Offline Voice Recognition with PT32Z192 Cortex-M3 MCU

Overview

With rapid advances in technology, human-machine interaction methods continue to evolve. After keyboards and touchscreens, voice recognition is increasingly used for interaction. Voice recognition can be implemented as online or offline processing. Unlike online voice recognition, which depends on network connectivity, offline voice recognition runs entirely locally without servers, offering lower cost and lower power consumption. This article describes an offline voice recognition solution based on a PT32Z192 Cortex-M3 MCU platform. The solution targets high recognition sensitivity, low cost, and convenient deployment. Recognition distance: up to 10 meters in a quiet environment.

1. MCU resources

Model: PT32Z192, Cortex-M3 core

Core frequency: 160 MHz

Flash: 512 KB, RAM: 128 KB

ADC: 12-bit high-precision ADC, maximum conversion rate 1 Msps

Advanced timers: configurable for up to 4 complementary PWM outputs

UART: 2 serial ports

I2C/SPI: available

Packages: QFN32 / LQFP64

2. Microphone

A high-sensitivity microphone was selected, 30 dB or higher.

3. Display

A 2.8-inch TFT display is used with a 3-wire SPI interface. The LVGL graphics library was ported for UI interaction.

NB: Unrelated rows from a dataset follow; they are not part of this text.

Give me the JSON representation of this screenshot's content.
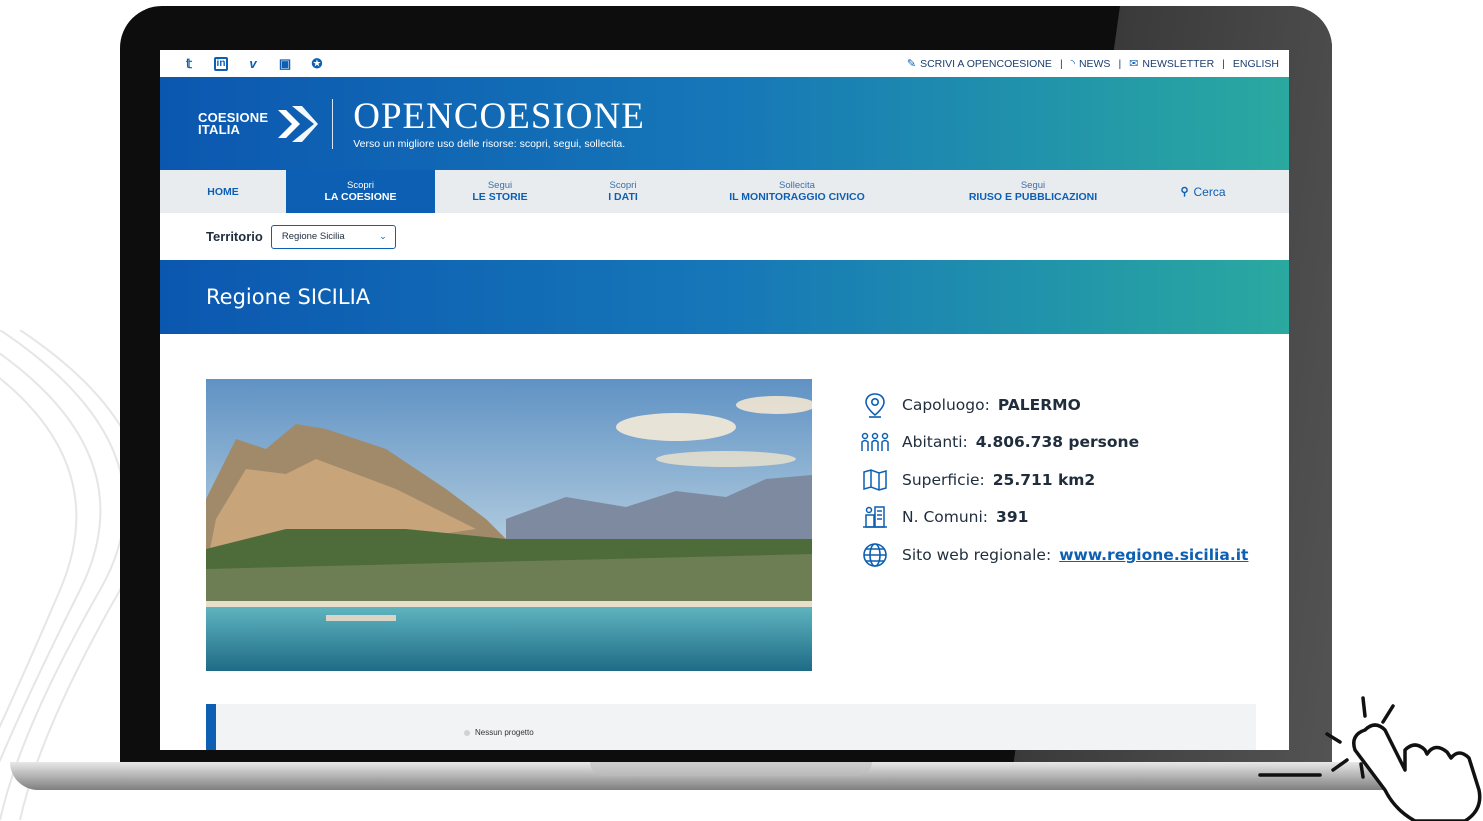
{
  "social": [
    "twitter-icon",
    "linkedin-icon",
    "vimeo-icon",
    "flickr-icon",
    "bookmark-icon"
  ],
  "utility": {
    "write": "SCRIVI A OPENCOESIONE",
    "news": "NEWS",
    "newsletter": "NEWSLETTER",
    "english": "ENGLISH",
    "separator": "|"
  },
  "header": {
    "logo_line1": "COESIONE",
    "logo_line2": "ITALIA",
    "title": "OPENCOESIONE",
    "subtitle": "Verso un migliore uso delle risorse: scopri, segui, sollecita."
  },
  "nav": {
    "home": "HOME",
    "items": [
      {
        "small": "Scopri",
        "big": "LA COESIONE"
      },
      {
        "small": "Segui",
        "big": "LE STORIE"
      },
      {
        "small": "Scopri",
        "big": "I DATI"
      },
      {
        "small": "Sollecita",
        "big": "IL MONITORAGGIO CIVICO"
      },
      {
        "small": "Segui",
        "big": "RIUSO E PUBBLICAZIONI"
      }
    ],
    "search": "Cerca"
  },
  "territory": {
    "label": "Territorio",
    "selected": "Regione Sicilia"
  },
  "region": {
    "title": "Regione SICILIA"
  },
  "facts": {
    "capoluogo_label": "Capoluogo:",
    "capoluogo_value": "PALERMO",
    "abitanti_label": "Abitanti:",
    "abitanti_value": "4.806.738 persone",
    "superficie_label": "Superficie:",
    "superficie_value": "25.711 km2",
    "comuni_label": "N. Comuni:",
    "comuni_value": "391",
    "sito_label": "Sito web regionale:",
    "sito_value": "www.regione.sicilia.it"
  },
  "bottom": {
    "no_project": "Nessun progetto"
  },
  "colors": {
    "brand_blue": "#0d5fb3",
    "gradient_start": "#0b57b0",
    "gradient_end": "#2aa9a0"
  }
}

4. Communication interfaces

Two UART ports are reserved to support application expansion, for example connecting Bluetooth, NB-IoT, Zigbee, or other wireless modules.

5. Voice playback

Two playback schemes are supported: a dedicated voice playback chip and a PWM-based playback solution.

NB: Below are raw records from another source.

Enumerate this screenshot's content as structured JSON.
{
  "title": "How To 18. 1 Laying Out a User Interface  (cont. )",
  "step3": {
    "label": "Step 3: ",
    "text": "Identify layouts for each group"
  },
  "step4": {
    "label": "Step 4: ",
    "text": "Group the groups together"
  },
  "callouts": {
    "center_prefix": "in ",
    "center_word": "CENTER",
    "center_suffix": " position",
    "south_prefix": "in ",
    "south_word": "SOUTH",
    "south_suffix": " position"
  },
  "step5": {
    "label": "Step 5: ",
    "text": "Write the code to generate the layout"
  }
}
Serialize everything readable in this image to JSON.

1) Dedicated voice playback chip: Voice data is stored inside the voice chip, which can be customized or generated and programmed using vendor tools. The voice chip output is connected to a power amplifier (optional, for driving higher-power speakers) and a speaker. The MCU controls the voice chip via a serial interface. This approach simplifies control and software development because the main task is to implement the voice chip communication protocol.

2) PWM voice playback: The MCU outputs recorded voice data via PWM. Large voice data can be stored in NOR flash. After power amplification, the signal drives a speaker. If no dedicated voice chip is used and playback volume requirements are modest, a PWM + power amp + NOR flash solution can replace a dedicated voice chip. This may reduce BOM cost depending on the application, but software processing is more complex and audio quality is not guaranteed without additional tuning and optimization.

6. AI voice recognition algorithm library

The MCU vendor provides a voice recognition algorithm library and reference demo applications. The interfaces are straightforward. Developers can retain the existing voice recognition framework in the demo and add their own application code to implement specific functionality.

Schematics

Power supply section

MCU main control section

Microphone circuit

Voice playback chip circuit

Power amplifier circuit

PWM voice playback circuit

NOR flash circuit

TFT display interface

Applications

This solution can be applied to various voice-controlled applications such as voice-controlled lights, voice fans, and automated curtains.

Voice recognition is increasingly integrated into smart home, automotive navigation, customer service, and voice assistant scenarios. As the technology matures, voice recognition will expand into more application areas and enable more convenient interaction models.